Pazzi spotted him when the lights went up briefly after the first movement, and in the moment before Pazzi could look away, the doctor’s head came round like that of an owl and their eyes met. Pazzi involuntarily squeezed his wife’s hand hard enough for her to look round at him. After that Pazzi kept his eyes resolutely on the stage, the back of his hand warm against his wife’s thigh as she held his hand in hers.
At intermission, when Pazzi turned from the bar to hand her a drink, Dr. Lecter was standing beside her.
“Good evening, Dr. Fell,” Pazzi said.
“Good evening, Commendatore,” the doctor said. He waited with a slight inclination of the head, until Pazzi had to make the introduction.
“Laura, allow me to present Dr. Fell. Doctor, this is Signora Pazzi, my wife.”
Signora Pazzi, accustomed to being praised for her beauty, found what followed curiously charming, though her husband did not.

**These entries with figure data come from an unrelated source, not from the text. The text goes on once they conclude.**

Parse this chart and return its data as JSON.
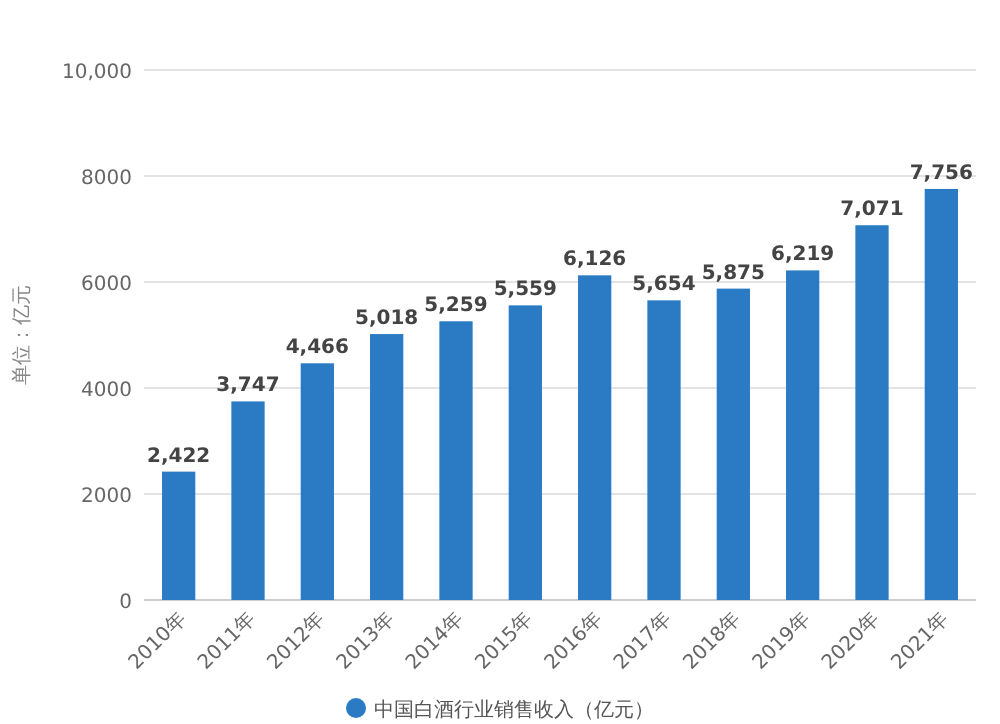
{
  "chart_data": {
    "type": "bar",
    "ylabel": "单位：亿元",
    "categories": [
      "2010年",
      "2011年",
      "2012年",
      "2013年",
      "2014年",
      "2015年",
      "2016年",
      "2017年",
      "2018年",
      "2019年",
      "2020年",
      "2021年"
    ],
    "series": [
      {
        "name": "中国白酒行业销售收入（亿元）",
        "color": "#2a7bc4",
        "values": [
          2422,
          3747,
          4466,
          5018,
          5259,
          5559,
          6126,
          5654,
          5875,
          6219,
          7071,
          7756
        ],
        "value_labels": [
          "2,422",
          "3,747",
          "4,466",
          "5,018",
          "5,259",
          "5,559",
          "6,126",
          "5,654",
          "5,875",
          "6,219",
          "7,071",
          "7,756"
        ]
      }
    ],
    "ylim": [
      0,
      10000
    ],
    "yticks": [
      0,
      2000,
      4000,
      6000,
      8000,
      {
        "value": 10000,
        "label": "10,000"
      }
    ],
    "grid": "y",
    "legend": "bottom",
    "marker": "circle"
  }
}
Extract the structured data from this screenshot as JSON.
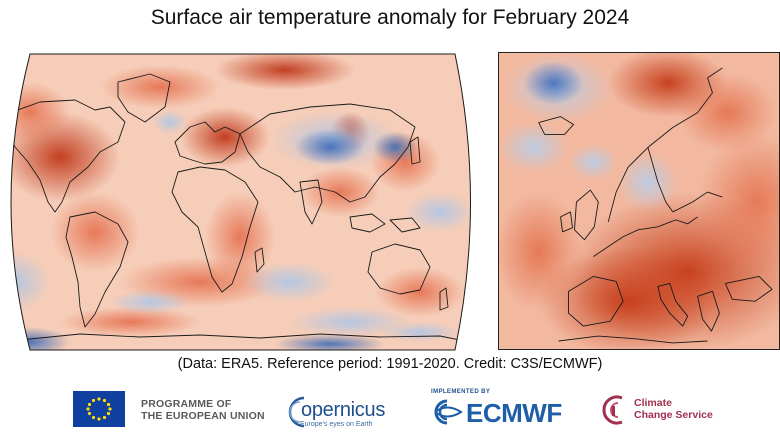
{
  "title": "Surface air temperature anomaly for February 2024",
  "caption": "(Data: ERA5.  Reference period: 1991-2020.  Credit: C3S/ECMWF)",
  "colors": {
    "warm_strong": "#c8421c",
    "warm_mid": "#e8785a",
    "warm_light": "#f6c2ad",
    "neutral": "#f7e8e0",
    "cool_light": "#c8d8ec",
    "cool_mid": "#7da2d2",
    "cool_strong": "#3f6db8",
    "coastline": "#1a1a1a"
  },
  "logos": {
    "eu_programme": [
      "PROGRAMME OF",
      "THE EUROPEAN UNION"
    ],
    "copernicus": "opernicus",
    "copernicus_tagline": "Europe's eyes on Earth",
    "ecmwf_implemented": "IMPLEMENTED BY",
    "ecmwf": "ECMWF",
    "c3s": [
      "Climate",
      "Change Service"
    ]
  }
}
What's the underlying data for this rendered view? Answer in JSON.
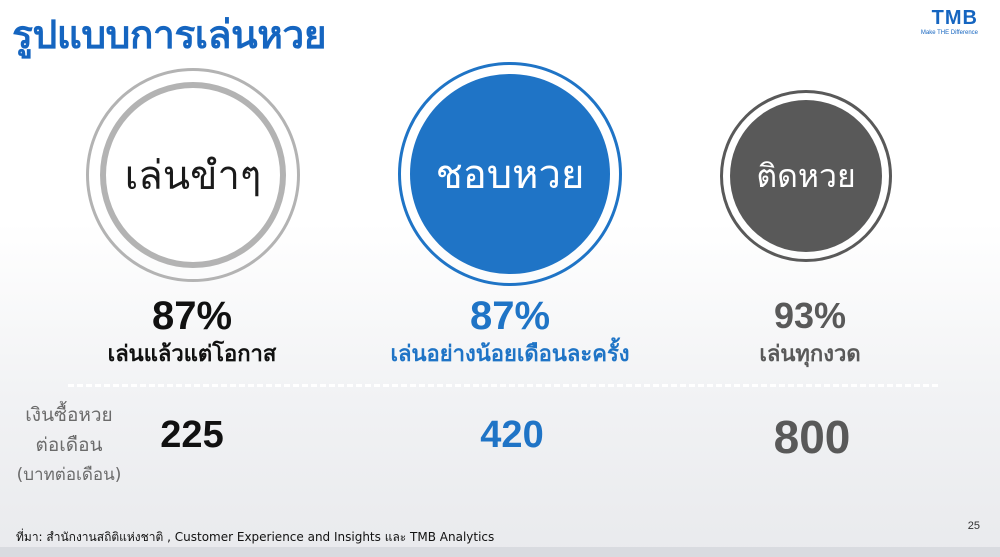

“Thank you for this privilege, Commendatore,” the doctor said. His red and pointed tongue appeared for an instant before he bent over Signora Pazzi’s hand, his lips perhaps closer to the skin than is customary in Florence, certainly close enough for her to feel his breath on her skin.
His eyes rose to her before his sleek head lifted.
“I think you particularly enjoy Scarlatti, Signora Pazzi.”
“Yes, I do.”
“It was pleasant to see you following the score. Hardly anyone does it anymore. I hoped that this might interest you.” He took a portfolio from under his arm. It was an antique score on parchment, hand-copied. “This is from the Teatro Capranica in Rome, from 1688, the year the piece was written.”
“Meraviglioso! Look at this, Rinaldo!”
“I marked in overlay some of the differences from the modern score as the first movement went along,” Dr. Lecter said. “It might amuse you to follow along in the second. Please, take it. I can always retrieve it from Signor Pazzi—is that permissible, Commendatore?”
The doctor looking deeply, deeply as Pazzi replied.
“If it would please you, Laura,” Pazzi said. A beat of thought. “Will you be addressing the Studiolo, Doctor?”
“Yes, Friday night in fact. Sogliato can’t wait to see me discredited.”
“I have to be in the old city,” Pazzi said. “I’ll return the score then. Laura, Dr. Fell has to sing for his supper before the dragons at the Studiolo.”
“I’m sure you’ll sing very well, Doctor,” she said, giving him her great dark eyes—within the bounds of propriety, but just.
Dr. Lecter smiled, with his small white teeth. “Madame, if I manufactured Fleur du Ciel, I would offer you the Cape Diamond to wear it. Until Friday night, Commendatore.”
Pazzi made sure the doctor returned to his box, and did not look at him again until they waved good night at a distance on the theater steps.
“I gave you that Fleur du Ciel for your birthday,” Pazzi said.
“Yes, and I love it, Rinaldo,” Signora Pazzi said. “You have the most marvellous taste.”
CHAPTER
34
IMPRUNETA IS an ancient Tuscan town where the roof tiles of the Duomo were made. Its cemetery is visible at night from the hilltop villas for miles around because of the lamps forever burning at the graves. The ambient light is low, but enough for visitors to make their way among the dead, though a flashlight is needed to read the epitaphs.
Rinaldo Pazzi arrived at five minutes to nine with a small bouquet of flowers he planned to place on a grave at random. He walked slowly along a gravel path between the tombs.
He felt Carlo’s presence, though he did not see him.
Carlo spoke from the other side of a mausoleum more than head high. “Do you know a good florist in the town?”
The man sounded like a Sard. Good, maybe he knew what he was doing.
“Florists are all thieves,” Pazzi replied.